Pour cette histoire, j'ai travaillé d'abord avec mon carnet de croquis, puis en numérique sous Procreate avec mon iPad pour la réalisation des pages au propre. Il y a eu encore un peu de Photoshop pour le profil colorimétrique et quelques réglages de textures et de contrastes. J'adore dessiner avec mon iPad, on peut dessiner partout avec. Procreate est de mon point de vue l'un des meilleurs logiciels de dessin actuels. Pour d'autres histoires de MH, j'ai mixé des dessins à l'encre de Chine avec du numérique.

Dans Temple Matou, vous êtes scénariste et le dessin est réalisé par Pierre-Henry Laporterie.
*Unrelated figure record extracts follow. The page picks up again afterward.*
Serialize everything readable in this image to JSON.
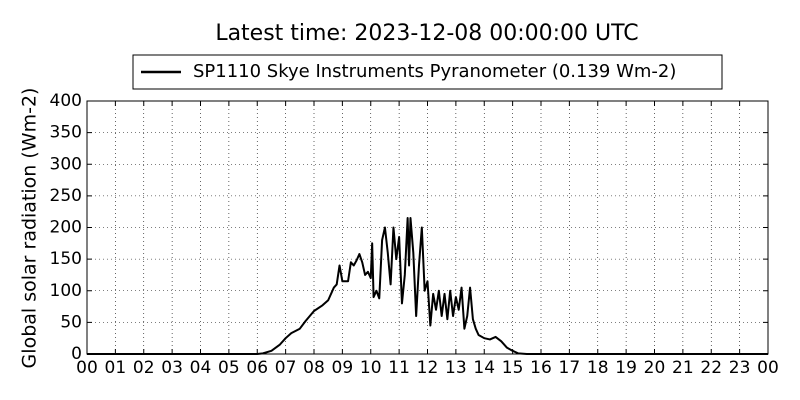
{
  "chart_data": {
    "type": "line",
    "title": "Latest time: 2023-12-08 00:00:00 UTC",
    "ylabel": "Global solar radiation (Wm-2)",
    "legend": "top",
    "grid": true,
    "xlim": [
      0,
      24
    ],
    "xticks": [
      {
        "value": 0,
        "label": "00"
      },
      {
        "value": 1,
        "label": "01"
      },
      {
        "value": 2,
        "label": "02"
      },
      {
        "value": 3,
        "label": "03"
      },
      {
        "value": 4,
        "label": "04"
      },
      {
        "value": 5,
        "label": "05"
      },
      {
        "value": 6,
        "label": "06"
      },
      {
        "value": 7,
        "label": "07"
      },
      {
        "value": 8,
        "label": "08"
      },
      {
        "value": 9,
        "label": "09"
      },
      {
        "value": 10,
        "label": "10"
      },
      {
        "value": 11,
        "label": "11"
      },
      {
        "value": 12,
        "label": "12"
      },
      {
        "value": 13,
        "label": "13"
      },
      {
        "value": 14,
        "label": "14"
      },
      {
        "value": 15,
        "label": "15"
      },
      {
        "value": 16,
        "label": "16"
      },
      {
        "value": 17,
        "label": "17"
      },
      {
        "value": 18,
        "label": "18"
      },
      {
        "value": 19,
        "label": "19"
      },
      {
        "value": 20,
        "label": "20"
      },
      {
        "value": 21,
        "label": "21"
      },
      {
        "value": 22,
        "label": "22"
      },
      {
        "value": 23,
        "label": "23"
      },
      {
        "value": 24,
        "label": "00"
      }
    ],
    "ylim": [
      0,
      400
    ],
    "yticks": [
      0,
      50,
      100,
      150,
      200,
      250,
      300,
      350,
      400
    ],
    "x": [
      0,
      6,
      6.2,
      6.5,
      6.8,
      7.0,
      7.2,
      7.5,
      7.7,
      8.0,
      8.3,
      8.5,
      8.7,
      8.8,
      8.9,
      9.0,
      9.2,
      9.3,
      9.4,
      9.5,
      9.6,
      9.7,
      9.8,
      9.9,
      10.0,
      10.05,
      10.1,
      10.2,
      10.3,
      10.4,
      10.5,
      10.6,
      10.7,
      10.8,
      10.9,
      11.0,
      11.1,
      11.2,
      11.3,
      11.35,
      11.4,
      11.5,
      11.6,
      11.7,
      11.8,
      11.9,
      12.0,
      12.1,
      12.2,
      12.3,
      12.4,
      12.5,
      12.6,
      12.7,
      12.8,
      12.9,
      13.0,
      13.1,
      13.2,
      13.3,
      13.4,
      13.5,
      13.6,
      13.7,
      13.8,
      14.0,
      14.2,
      14.4,
      14.6,
      14.8,
      15.0,
      15.2,
      15.5,
      24
    ],
    "series": [
      {
        "name": "SP1110 Skye Instruments Pyranometer (0.139 Wm-2)",
        "color": "#000000",
        "values": [
          0,
          0,
          1,
          5,
          15,
          25,
          33,
          40,
          52,
          68,
          77,
          85,
          105,
          110,
          140,
          115,
          115,
          145,
          140,
          148,
          158,
          145,
          125,
          130,
          120,
          175,
          90,
          100,
          88,
          180,
          200,
          160,
          110,
          200,
          150,
          185,
          80,
          125,
          215,
          140,
          215,
          160,
          60,
          140,
          200,
          100,
          115,
          45,
          95,
          70,
          100,
          60,
          95,
          55,
          100,
          60,
          90,
          70,
          105,
          40,
          60,
          105,
          55,
          40,
          30,
          25,
          23,
          27,
          20,
          10,
          5,
          1,
          0,
          0
        ]
      }
    ]
  }
}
D'une manière différente que dans Un stratège à moustaches, vous abordez de nouveau les origines du chat. Pourquoi avoir choisi deux fois cet angle pour raconter deux histoires totalement différentes ?

Parce que le Temple Matou était la première histoire que j'avais imaginée pour ce numéro spécial. Elle n'était pas encore tout à fait au point, lorsque l'idée d'Un Stratège à moustaches m'est venue en pleine nuit dans mon lit (je pense souvent à mes histoires avant de m'endormir). L'idée de raconter les origines de ce félin me plaisait beaucoup, ce qui fait que mes deux histoires abordent cette thématique sous le même angle. Je n'étais pas du tout parti pour faire deux histoires. Quand je me suis mis à réaliser Un Stratège à moustaches, j'ai trouvé la bonne articulation pour Temple Matou. Quelques mois passèrent, cette histoire me trottait toujours dans la tête (j'avais fini de dessiner les pages pour Un Stratège à moustaches en avril 2023). J'ai la chance de travailler directement avec Jerry Frissen, le rédacteur en chef de MH. Je voulais connaître les thématiques des Métal Hurlant à venir, je lui ai donc demandé un RDV Zoom. Comme il habite du côté de Los Angeles, nos appels se passent souvent en fin de journée. C'était un vendredi, je ne sais plus pourquoi, mais j'étais dans la remise de la librairie indé « Le Tigre » de mon ami Nico et j'avais Jerry sur mon téléphone portable qui me parlait des prochaines thématiques. C'est à ce moment-là que je me suis dit : parle-lui de cette histoire. Il a beaucoup aimé et quelques jours plus tard, c'était bon. Il ne me restait plus qu'à proposer à un ami dessinateur de dessiner l'histoire !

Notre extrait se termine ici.